Our Filthy March 1st
Azat Hay's Blog (via nazarian)
Right then they brought another wounded person. We put him in the car, and it took off. At the intersection of Zakian and Grigor Lusavorich, violent clashes were taking place. They brought over a severely wounded, bleeding youth on a makeshift stretcher. We started looking for a car. We stopped a truck. I sat inside with the wounded young man. I called D. but apparently he was too far away. We heard an ambulance from afar. We got out and entered the "Raf" ambulance. Somehow we got going through the violent commotion outside.
Suddenly, I saw what had happened to the wounded one: they'd opened up his head; large chunks of brains had fallen out. I tried to say something to my colleague sitting in the front, but she didn't want to hear it. I asked for sterile bandages to put pressure on the cut-up chunks; his sister, who was sitting with me, gave them to me, while avoiding looking at the patient. Maybe they were scared.

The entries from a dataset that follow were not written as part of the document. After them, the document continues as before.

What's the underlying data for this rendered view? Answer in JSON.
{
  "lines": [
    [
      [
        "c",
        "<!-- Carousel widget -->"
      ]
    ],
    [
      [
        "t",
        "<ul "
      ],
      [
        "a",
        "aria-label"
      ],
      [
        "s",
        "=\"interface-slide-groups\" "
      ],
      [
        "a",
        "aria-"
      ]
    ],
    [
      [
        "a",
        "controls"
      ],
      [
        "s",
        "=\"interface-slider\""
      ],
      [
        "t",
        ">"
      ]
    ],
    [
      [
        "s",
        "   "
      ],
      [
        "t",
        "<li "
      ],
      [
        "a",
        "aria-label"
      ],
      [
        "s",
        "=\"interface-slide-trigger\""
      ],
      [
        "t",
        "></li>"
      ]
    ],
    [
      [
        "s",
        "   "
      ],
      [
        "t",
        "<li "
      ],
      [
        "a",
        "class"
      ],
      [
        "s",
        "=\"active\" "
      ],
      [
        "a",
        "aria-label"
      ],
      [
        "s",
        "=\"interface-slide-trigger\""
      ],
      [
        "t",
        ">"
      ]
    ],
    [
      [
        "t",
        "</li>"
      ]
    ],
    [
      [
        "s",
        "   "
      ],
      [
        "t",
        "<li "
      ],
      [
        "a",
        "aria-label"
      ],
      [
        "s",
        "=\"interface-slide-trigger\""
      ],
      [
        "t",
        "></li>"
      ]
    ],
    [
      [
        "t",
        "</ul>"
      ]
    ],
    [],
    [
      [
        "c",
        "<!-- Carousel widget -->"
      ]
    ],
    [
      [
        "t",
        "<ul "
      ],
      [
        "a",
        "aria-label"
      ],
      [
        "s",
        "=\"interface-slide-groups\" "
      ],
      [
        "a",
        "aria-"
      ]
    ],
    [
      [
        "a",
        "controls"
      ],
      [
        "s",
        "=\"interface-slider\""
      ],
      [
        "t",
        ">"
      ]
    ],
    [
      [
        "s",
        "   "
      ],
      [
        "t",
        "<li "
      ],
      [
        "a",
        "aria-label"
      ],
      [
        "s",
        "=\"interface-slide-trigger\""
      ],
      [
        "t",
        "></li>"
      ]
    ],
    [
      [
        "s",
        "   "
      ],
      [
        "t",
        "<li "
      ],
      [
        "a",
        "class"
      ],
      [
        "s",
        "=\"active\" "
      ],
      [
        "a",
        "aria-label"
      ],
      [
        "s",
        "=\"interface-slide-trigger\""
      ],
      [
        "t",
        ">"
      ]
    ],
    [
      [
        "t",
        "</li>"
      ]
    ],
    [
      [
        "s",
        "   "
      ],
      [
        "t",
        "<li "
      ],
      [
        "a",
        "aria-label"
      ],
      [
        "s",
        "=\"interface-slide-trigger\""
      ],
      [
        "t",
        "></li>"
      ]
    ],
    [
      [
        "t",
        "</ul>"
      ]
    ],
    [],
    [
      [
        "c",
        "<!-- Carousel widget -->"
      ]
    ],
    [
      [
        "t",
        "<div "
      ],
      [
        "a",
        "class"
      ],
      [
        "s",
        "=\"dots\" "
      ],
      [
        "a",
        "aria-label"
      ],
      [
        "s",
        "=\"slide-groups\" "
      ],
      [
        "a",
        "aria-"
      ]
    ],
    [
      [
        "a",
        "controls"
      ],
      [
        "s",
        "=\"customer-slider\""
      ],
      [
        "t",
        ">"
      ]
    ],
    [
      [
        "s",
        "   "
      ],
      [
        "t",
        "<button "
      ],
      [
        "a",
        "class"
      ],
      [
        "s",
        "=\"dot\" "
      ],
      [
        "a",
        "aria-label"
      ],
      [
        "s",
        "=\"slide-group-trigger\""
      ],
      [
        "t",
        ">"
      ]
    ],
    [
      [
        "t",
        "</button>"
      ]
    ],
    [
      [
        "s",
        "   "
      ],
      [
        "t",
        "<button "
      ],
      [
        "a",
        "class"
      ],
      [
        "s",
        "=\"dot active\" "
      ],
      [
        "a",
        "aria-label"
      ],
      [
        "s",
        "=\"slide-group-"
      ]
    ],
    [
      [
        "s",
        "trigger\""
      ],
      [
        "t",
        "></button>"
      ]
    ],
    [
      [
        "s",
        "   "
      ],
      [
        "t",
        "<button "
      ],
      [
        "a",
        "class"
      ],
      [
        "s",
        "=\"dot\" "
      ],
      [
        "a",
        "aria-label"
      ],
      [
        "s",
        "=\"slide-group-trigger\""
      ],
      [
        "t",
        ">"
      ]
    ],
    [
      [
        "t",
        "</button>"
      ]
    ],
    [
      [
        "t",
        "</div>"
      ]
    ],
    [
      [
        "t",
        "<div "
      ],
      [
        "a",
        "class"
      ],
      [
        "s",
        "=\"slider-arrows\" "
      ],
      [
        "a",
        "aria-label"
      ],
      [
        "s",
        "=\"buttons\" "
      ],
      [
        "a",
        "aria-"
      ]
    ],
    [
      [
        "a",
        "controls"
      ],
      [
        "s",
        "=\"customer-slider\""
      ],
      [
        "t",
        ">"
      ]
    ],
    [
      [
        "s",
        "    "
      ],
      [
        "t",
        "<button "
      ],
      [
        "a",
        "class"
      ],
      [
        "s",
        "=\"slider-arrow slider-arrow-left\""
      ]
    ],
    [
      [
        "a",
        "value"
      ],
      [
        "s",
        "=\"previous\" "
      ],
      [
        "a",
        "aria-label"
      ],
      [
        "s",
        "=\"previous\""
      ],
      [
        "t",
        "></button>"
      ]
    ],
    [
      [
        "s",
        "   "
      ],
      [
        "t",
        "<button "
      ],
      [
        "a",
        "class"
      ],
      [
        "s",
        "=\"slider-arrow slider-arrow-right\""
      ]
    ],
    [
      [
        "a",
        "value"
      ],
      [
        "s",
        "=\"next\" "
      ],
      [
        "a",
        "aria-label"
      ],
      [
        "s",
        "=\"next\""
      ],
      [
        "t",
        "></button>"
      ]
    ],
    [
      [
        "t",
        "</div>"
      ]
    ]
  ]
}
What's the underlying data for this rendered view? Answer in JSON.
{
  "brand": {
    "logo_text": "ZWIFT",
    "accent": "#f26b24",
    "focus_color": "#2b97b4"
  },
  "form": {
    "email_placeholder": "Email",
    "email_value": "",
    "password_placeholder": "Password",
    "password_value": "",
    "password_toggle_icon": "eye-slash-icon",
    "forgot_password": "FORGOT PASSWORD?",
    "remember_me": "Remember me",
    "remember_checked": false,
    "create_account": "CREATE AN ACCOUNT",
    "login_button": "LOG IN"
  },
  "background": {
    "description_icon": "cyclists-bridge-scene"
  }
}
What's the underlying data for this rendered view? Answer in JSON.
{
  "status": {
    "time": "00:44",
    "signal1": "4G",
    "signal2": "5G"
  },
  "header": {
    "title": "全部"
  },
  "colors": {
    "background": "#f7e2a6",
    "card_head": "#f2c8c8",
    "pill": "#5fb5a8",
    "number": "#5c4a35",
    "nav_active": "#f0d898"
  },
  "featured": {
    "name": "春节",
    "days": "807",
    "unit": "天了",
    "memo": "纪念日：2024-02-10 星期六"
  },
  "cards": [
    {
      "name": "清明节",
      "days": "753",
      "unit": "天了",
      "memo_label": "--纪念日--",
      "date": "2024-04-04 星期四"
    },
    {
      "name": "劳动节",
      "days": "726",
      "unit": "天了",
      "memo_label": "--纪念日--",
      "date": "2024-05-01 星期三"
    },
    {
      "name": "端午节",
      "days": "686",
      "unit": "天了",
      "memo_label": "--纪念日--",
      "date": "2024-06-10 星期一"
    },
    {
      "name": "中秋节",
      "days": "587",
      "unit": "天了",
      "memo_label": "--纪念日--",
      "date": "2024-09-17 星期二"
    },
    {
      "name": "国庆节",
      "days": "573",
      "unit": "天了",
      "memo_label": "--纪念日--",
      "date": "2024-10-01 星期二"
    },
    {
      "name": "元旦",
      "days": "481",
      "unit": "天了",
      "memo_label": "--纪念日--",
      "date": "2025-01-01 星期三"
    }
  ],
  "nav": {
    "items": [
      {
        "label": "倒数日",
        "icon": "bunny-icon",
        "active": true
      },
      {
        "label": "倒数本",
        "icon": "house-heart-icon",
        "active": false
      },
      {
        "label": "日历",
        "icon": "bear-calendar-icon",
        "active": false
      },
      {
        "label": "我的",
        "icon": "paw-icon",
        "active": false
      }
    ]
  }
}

Suddenly, they stopped: there was yet another wounded person. Inside, the doctor sitting in the front and the sister said that we can't [pick up another person], but I insisted, because I had no hopes for the victim that we had. We picked him up and he somehow managed to sit beside me. His name was S.. He had a head wound, but it wasn't very serious. On the way he spoke to his relatives on his cell. Mine was ringing, too, but I didn't want to answer with my blood-covered hands. I'd put the cell in my pants pocket. They couldn't decide which hospital to drive to. The road to the hospital they'd decided on was closed.
By that point, I'd become convinced that the one with the head wound was dead. I insisted that we drive to the first hospital. We arrived. They were dealing [with arriving patients] too slowly, until I yelled a few to times for them to open the the door for the other patient from the outside so we could get out. Then, the 25-26-year-old's cell-phone went off; it played a hilarious rabiz [down home] tune. We took the other to patient acceptance. V. was there, organizing. I saw a doctor whom I know. He recognized me, but I didn't let on. Then I saw A. whom they'd called.
There was an 18-19 year-old military policeman at the arrivals area; he looked fine, as if there was nothing wrong with him; I couldn't figure out what his ailment was. I was washing up at the arrivals area when they put on the seat next to mine the policeman's baton and defensive equipment, telling the secretary, "These are the boys' equipment. I'm leaving them here."
I saw A. through our clinics' connections. He asked me, "What were you doing there?"
-"I was trying to help to help the people out, our brothers and sisters."
-"You have to answer for you politics. It's because of you that..."
-"What do I have to answer for? That I transported patients? Helped people?"
-"If you did it as a doctor, then fine, thank you," he answered in a softened manner.
-"If you could try to send ambulances there. People are getting wounded and staying there."
-"At the Zakian/Grigor Lusavoritch intersection."
I answered him and thought, He really doesn't know where that is.